The monoclonal antibody HM102 recognizes the extracellular part of membrane-bound TNF-RII as well as the soluble form of TNF-RII which is generated by proteolytic cleavage of the extracellular domain. The soluble form can still bind TNF-alpha with high affinity and functions as a TNF-alpha antagonist. TNF-alpha is an important signalling protein in the immune system which can activate inflammatory responses, induce apoptosis, regulate cellular proliferation, and may even promote cancer progression. TNF-alpha can bind to two structurally distinct membrane receptors, TNF-RI and TNFRII, which have both distinct and overlapping downstream signaling cascades. TNFRI is believed to be expressed on nearly all cell types, whereas TNFRII exhibits more restricted expression, being found on certain subpopulations of immune cells and several other cell types. A dominant role of TNFRII has been shown in thymocyte activation by TNF-alpha, whereas induction of cytotoxicity and other functions are mediated largely by TNF-RI. TNF-RI is equally well activated by both the 17 kDa soluble and 26 kDa membrane-bound form, whereas TNF-RII is activated only by the membrane bound form of TNF-alpha. The antibody is a agonistic receptor modulating antibody. It enhances in vitro TNF alpha responses by increasing the affinity of the soluble form of TNF-alpha for TNF-RII.

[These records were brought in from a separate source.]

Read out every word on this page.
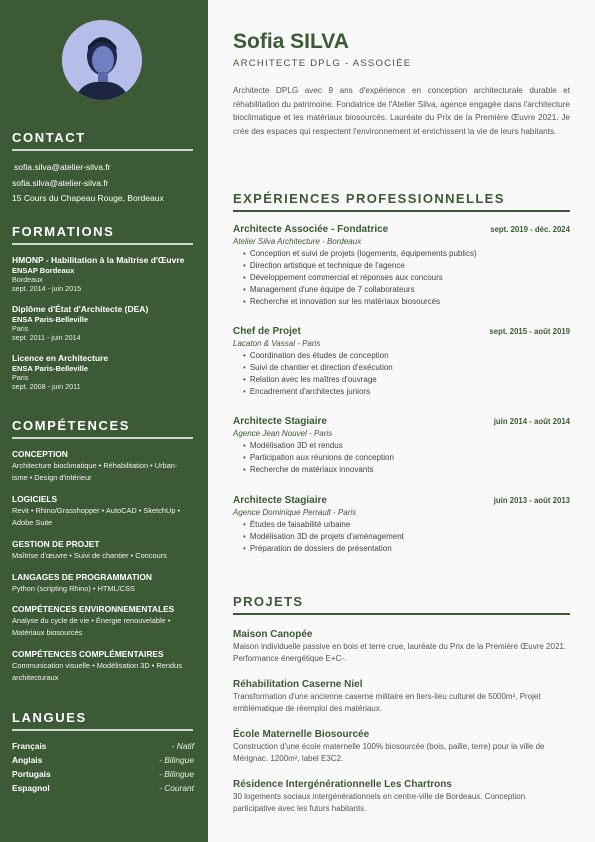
CONTACT
sofia.silva@atelier-silva.fr
sofia.silva@atelier-silva.fr
15 Cours du Chapeau Rouge, Bordeaux
FORMATIONS
HMONP - Habilitation à la Maîtrise d'Œuvre
ENSAP Bordeaux
Bordeaux
sept. 2014 - juin 2015
Diplôme d'État d'Architecte (DEA)
ENSA Paris-Belleville
Paris
sept. 2011 - juin 2014
Licence en Architecture
ENSA Paris-Belleville
Paris
sept. 2008 - juin 2011
COMPÉTENCES
CONCEPTION
Architecture bioclimatique • Réhabilitation • Urban-
isme • Design d'intérieur
LOGICIELS
Revit • Rhino/Grasshopper • AutoCAD • SketchUp •
Adobe Suite
GESTION DE PROJET
Maîtrise d'œuvre • Suivi de chantier • Concours
LANGAGES DE PROGRAMMATION
Python (scripting Rhino) • HTML/CSS
COMPÉTENCES ENVIRONNEMENTALES
Analyse du cycle de vie • Énergie renouvelable •
Matériaux biosourcés
COMPÉTENCES COMPLÉMENTAIRES
Communication visuelle • Modélisation 3D • Rendus
architecturaux
LANGUES
Français	- Natif
Anglais	- Bilingue
Portugais	- Bilingue
Espagnol	- Courant
Sofia SILVA
ARCHITECTE DPLG - ASSOCIÉE
Architecte DPLG avec 9 ans d'expérience en conception architecturale durable et réhabilitation du patrimoine. Fondatrice de l'Atelier Silva, agence engagée dans l'architecture bioclimatique et les matériaux biosourcés. Lauréate du Prix de la Première Œuvre 2021. Je crée des espaces qui respectent l'environnement et enrichissent la vie de leurs habitants.
EXPÉRIENCES PROFESSIONNELLES
Architecte Associée - Fondatrice	sept. 2019 - déc. 2024
Atelier Silva Architecture - Bordeaux
• Conception et suivi de projets (logements, équipements publics)
• Direction artistique et technique de l'agence
• Développement commercial et réponses aux concours
• Management d'une équipe de 7 collaborateurs
• Recherche et innovation sur les matériaux biosourcés
Chef de Projet	sept. 2015 - août 2019
Lacaton & Vassal - Paris
• Coordination des études de conception
• Suivi de chantier et direction d'exécution
• Relation avec les maîtres d'ouvrage
• Encadrement d'architectes juniors
Architecte Stagiaire	juin 2014 - août 2014
Agence Jean Nouvel - Paris
• Modélisation 3D et rendus
• Participation aux réunions de conception
• Recherche de matériaux innovants
Architecte Stagiaire	juin 2013 - août 2013
Agence Dominique Perrault - Paris
• Études de faisabilité urbaine
• Modélisation 3D de projets d'aménagement
• Préparation de dossiers de présentation
PROJETS
Maison Canopée
Maison individuelle passive en bois et terre crue, lauréate du Prix de la Première Œuvre 2021. Performance énergétique E+C-.
Réhabilitation Caserne Niel
Transformation d'une ancienne caserne militaire en tiers-lieu culturel de 5000m². Projet emblématique de réemploi des matériaux.
École Maternelle Biosourcée
Construction d'une école maternelle 100% biosourcée (bois, paille, terre) pour la ville de Mérignac. 1200m², label E3C2.
Résidence Intergénérationnelle Les Chartrons
30 logements sociaux intergénérationnels en centre-ville de Bordeaux. Conception participative avec les futurs habitants.
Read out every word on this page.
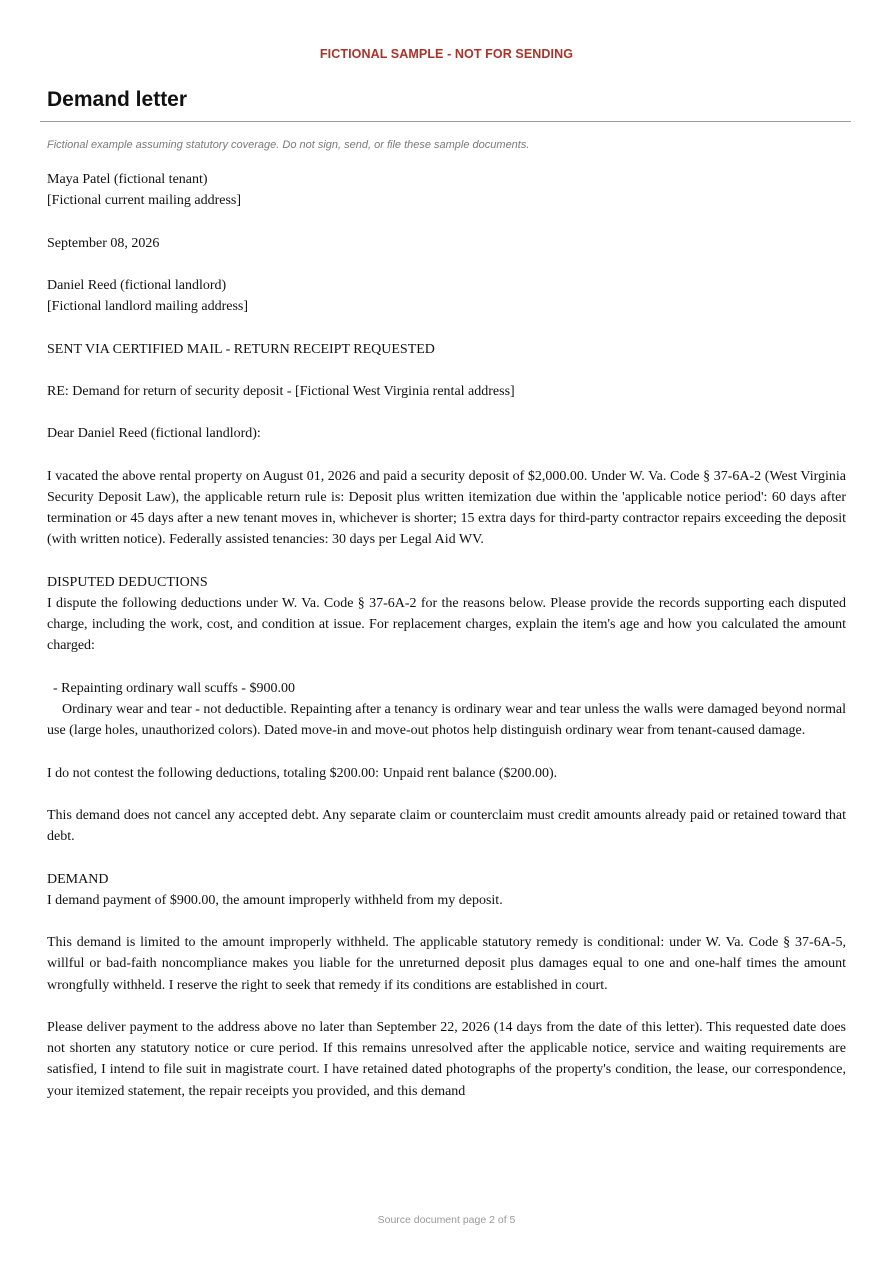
FICTIONAL SAMPLE - NOT FOR SENDING
Demand letter
Fictional example assuming statutory coverage. Do not sign, send, or file these sample documents.

Maya Patel (fictional tenant)
[Fictional current mailing address]

September 08, 2026

Daniel Reed (fictional landlord)
[Fictional landlord mailing address]

SENT VIA CERTIFIED MAIL - RETURN RECEIPT REQUESTED

RE: Demand for return of security deposit - [Fictional West Virginia rental address]

Dear Daniel Reed (fictional landlord):

I vacated the above rental property on August 01, 2026 and paid a security deposit of $2,000.00. Under W. Va. Code § 37-6A-2 (West Virginia Security Deposit Law), the applicable return rule is: Deposit plus written itemization due within the 'applicable notice period': 60 days after termination or 45 days after a new tenant moves in, whichever is shorter; 15 extra days for third-party contractor repairs exceeding the deposit (with written notice). Federally assisted tenancies: 30 days per Legal Aid WV.

DISPUTED DEDUCTIONS

I dispute the following deductions under W. Va. Code § 37-6A-2 for the reasons below. Please provide the records supporting each disputed charge, including the work, cost, and condition at issue. For replacement charges, explain the item's age and how you calculated the amount charged:

- Repainting ordinary wall scuffs - $900.00

Ordinary wear and tear - not deductible. Repainting after a tenancy is ordinary wear and tear unless the walls were damaged beyond normal use (large holes, unauthorized colors). Dated move-in and move-out photos help distinguish ordinary wear from tenant-caused damage.

I do not contest the following deductions, totaling $200.00: Unpaid rent balance ($200.00).

This demand does not cancel any accepted debt. Any separate claim or counterclaim must credit amounts already paid or retained toward that debt.

DEMAND

I demand payment of $900.00, the amount improperly withheld from my deposit.

This demand is limited to the amount improperly withheld. The applicable statutory remedy is conditional: under W. Va. Code § 37-6A-5, willful or bad-faith noncompliance makes you liable for the unreturned deposit plus damages equal to one and one-half times the amount wrongfully withheld. I reserve the right to seek that remedy if its conditions are established in court.

Please deliver payment to the address above no later than September 22, 2026 (14 days from the date of this letter). This requested date does not shorten any statutory notice or cure period. If this remains unresolved after the applicable notice, service and waiting requirements are satisfied, I intend to file suit in magistrate court. I have retained dated photographs of the property's condition, the lease, our correspondence, your itemized statement, the repair receipts you provided, and this demand

Source document page 2 of 5
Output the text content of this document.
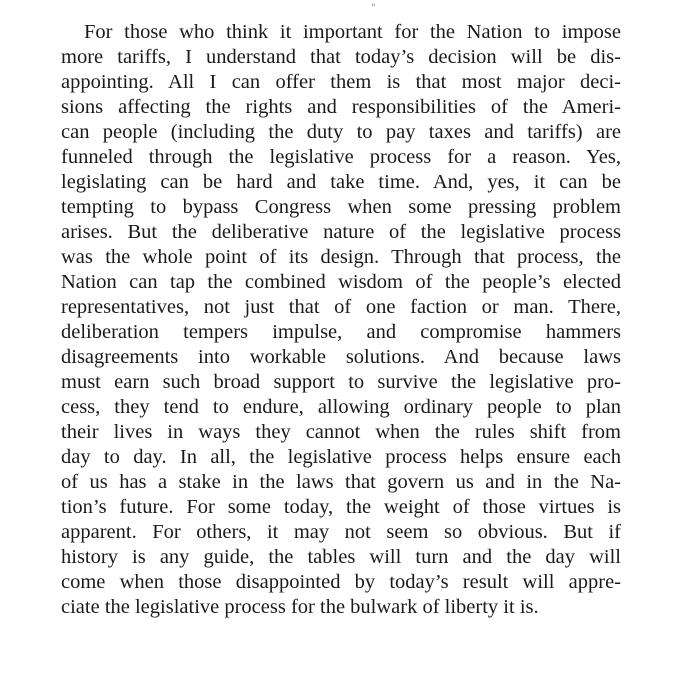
"
For those who think it important for the Nation to impose
more tariffs, I understand that today’s decision will be dis-
appointing. All I can offer them is that most major deci-
sions affecting the rights and responsibilities of the Ameri-
can people (including the duty to pay taxes and tariffs) are
funneled through the legislative process for a reason. Yes,
legislating can be hard and take time. And, yes, it can be
tempting to bypass Congress when some pressing problem
arises. But the deliberative nature of the legislative process
was the whole point of its design. Through that process, the
Nation can tap the combined wisdom of the people’s elected
representatives, not just that of one faction or man. There,
deliberation tempers impulse, and compromise hammers
disagreements into workable solutions. And because laws
must earn such broad support to survive the legislative pro-
cess, they tend to endure, allowing ordinary people to plan
their lives in ways they cannot when the rules shift from
day to day. In all, the legislative process helps ensure each
of us has a stake in the laws that govern us and in the Na-
tion’s future. For some today, the weight of those virtues is
apparent. For others, it may not seem so obvious. But if
history is any guide, the tables will turn and the day will
come when those disappointed by today’s result will appre-
ciate the legislative process for the bulwark of liberty it is.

Flow cytometry, Frozen sections, Functional studies, Immuno assays, Immuno precipitation, Western blot
FS: In most cases 2μg/ml acts agonistically
FC: 100.000 microglia cells were incubated with 10μg/ml PBS/1%serum for 30 min on ice
W: A reduced sample treatment and SDS-Page was used. The band size (s) is 75 kDa (Ref.4).
Dilutions to be used depend on detection system applied. It is recommended that users test the reagent and determine their own optimal dilutions. The typical starting working dilution is 1:50. For functional studies, in vitro dilutions have to be optimized in user’s experimental setting.